Mengenal Dia dan Mengenal Dirimu Sendiri (V): Bagaimana Tuhan berbicara Kepada Kita

Bahasa doa itu misterius. Kita tidak dapat mengendalikannya, tetapi sedikit demi sedikit dengan tekun dalam doa kita menemukan bahwa Tuhan mengubah hati kita.
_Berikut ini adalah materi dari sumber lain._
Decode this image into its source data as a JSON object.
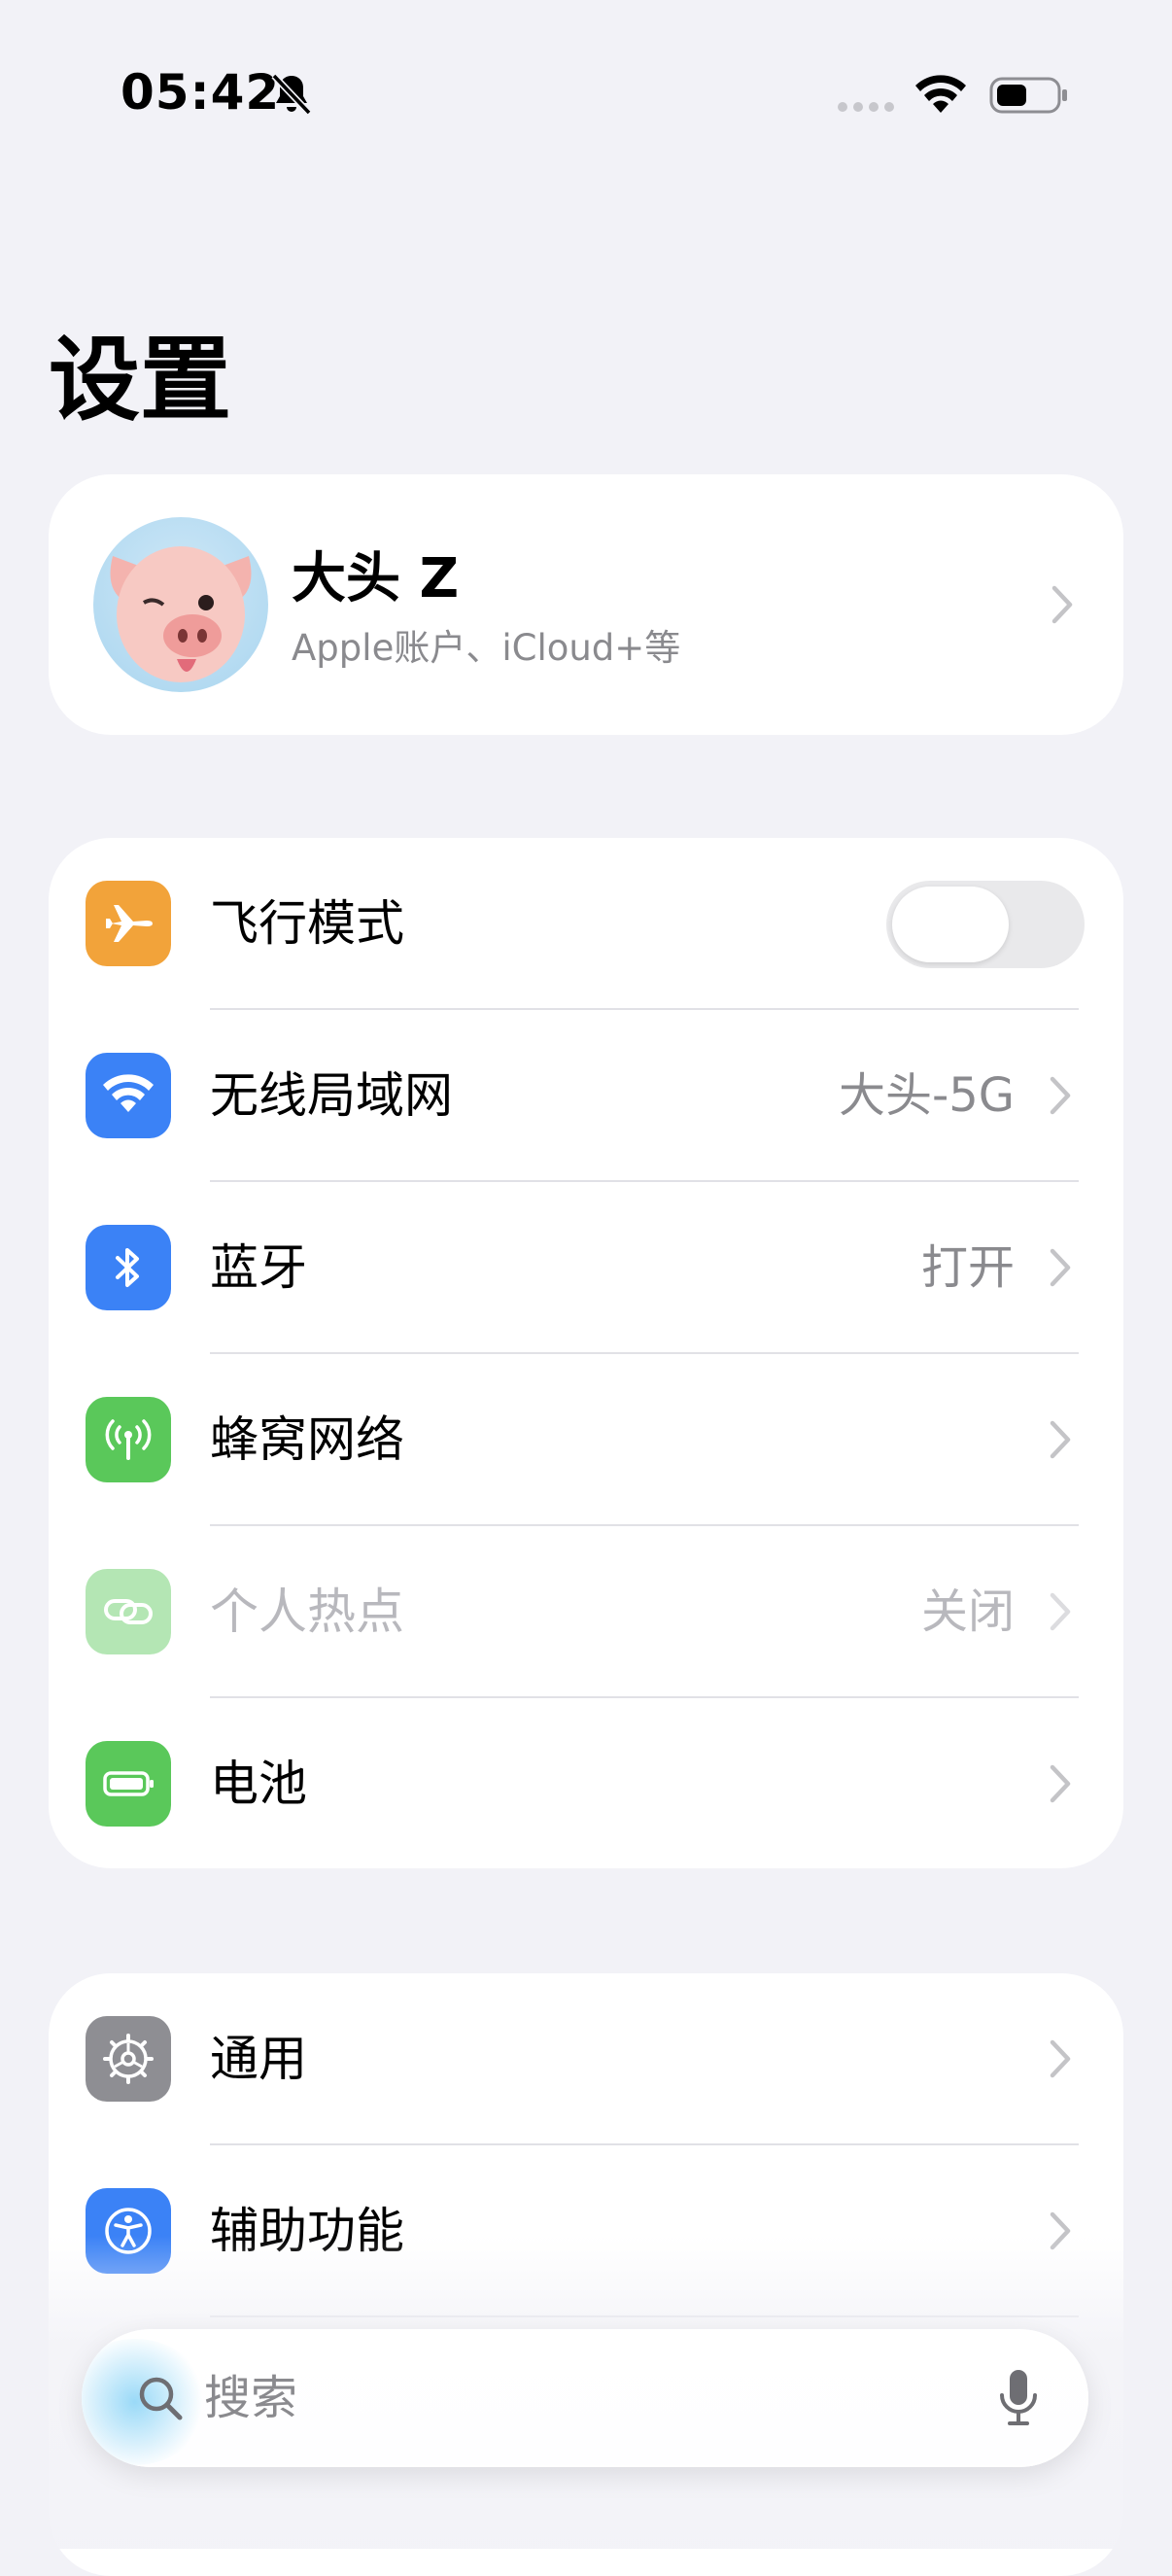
{
  "status_bar": {
    "time": "05:42",
    "icons": [
      "bell-slash-icon",
      "signal-icon",
      "wifi-icon",
      "battery-icon"
    ]
  },
  "page": {
    "title": "设置"
  },
  "account": {
    "name": "大头 Z",
    "subtitle": "Apple账户、iCloud+等",
    "avatar": "pig-memoji"
  },
  "group1": {
    "rows": [
      {
        "label": "飞行模式",
        "icon": "airplane-icon",
        "color": "#f2a33a",
        "toggle": false
      },
      {
        "label": "无线局域网",
        "value": "大头-5G",
        "icon": "wifi-icon",
        "color": "#3b82f6"
      },
      {
        "label": "蓝牙",
        "value": "打开",
        "icon": "bluetooth-icon",
        "color": "#3b82f6"
      },
      {
        "label": "蜂窝网络",
        "icon": "antenna-icon",
        "color": "#5ac85a"
      },
      {
        "label": "个人热点",
        "value": "关闭",
        "icon": "hotspot-icon",
        "color": "#5ac85a",
        "disabled": true
      },
      {
        "label": "电池",
        "icon": "battery-icon",
        "color": "#5ac85a"
      }
    ]
  },
  "group2": {
    "rows": [
      {
        "label": "通用",
        "icon": "gear-icon",
        "color": "#8e8e93"
      },
      {
        "label": "辅助功能",
        "icon": "accessibility-icon",
        "color": "#3b82f6"
      }
    ]
  },
  "search": {
    "placeholder": "搜索"
  },
  "colors": {
    "background": "#f2f2f7",
    "card": "#ffffff",
    "secondary_text": "#8a8a8e"
  }
}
Di wilayah Perea, saat ini Yordania, di puncak bukit 100 meter di atas Laut Mati, berdiri benteng Machaerus yang mengesankan. Di sana Herodes Antipas telah memenjarakan Yohanes Pembaptis (lih. Mrk 6:17). [1] Dalam penjara bawah tanah yang dingin dan lembab yang dipahat dari batu, kegelapan dan keheningan memerintah. Yohanes terusik oleh pikiran yang berulang: waktu terus berlalu dan Yesus masih belum mengungkapkan diri-Nya sejelas yang diharapkan Yohanes. Dia telah menerima berita tentang perbuatannya yang besar (lih. Mat 11: 2), tetapi Yesus tampaknya tidak menyebut diri-Nya sebagai Mesias. Dan ketika orang bertanya kepada-Nya secara langsung, Dia tetap diam. Mungkinkah Yohanes salah? Tapi dia melihat semuanya dengan sangat jelas! Dia melihat Roh turun dari surga dalam bentuk burung merpati dan beristirahat di atas-Nya (lih. Yoh 1: 32-43). Jadi dia mengirim beberapa muridnya untuk bertanya kepada Guru: “Engkaukah yang akan datang itu atau haruskah kami menantikan orang lain?” (Mat 11: 3).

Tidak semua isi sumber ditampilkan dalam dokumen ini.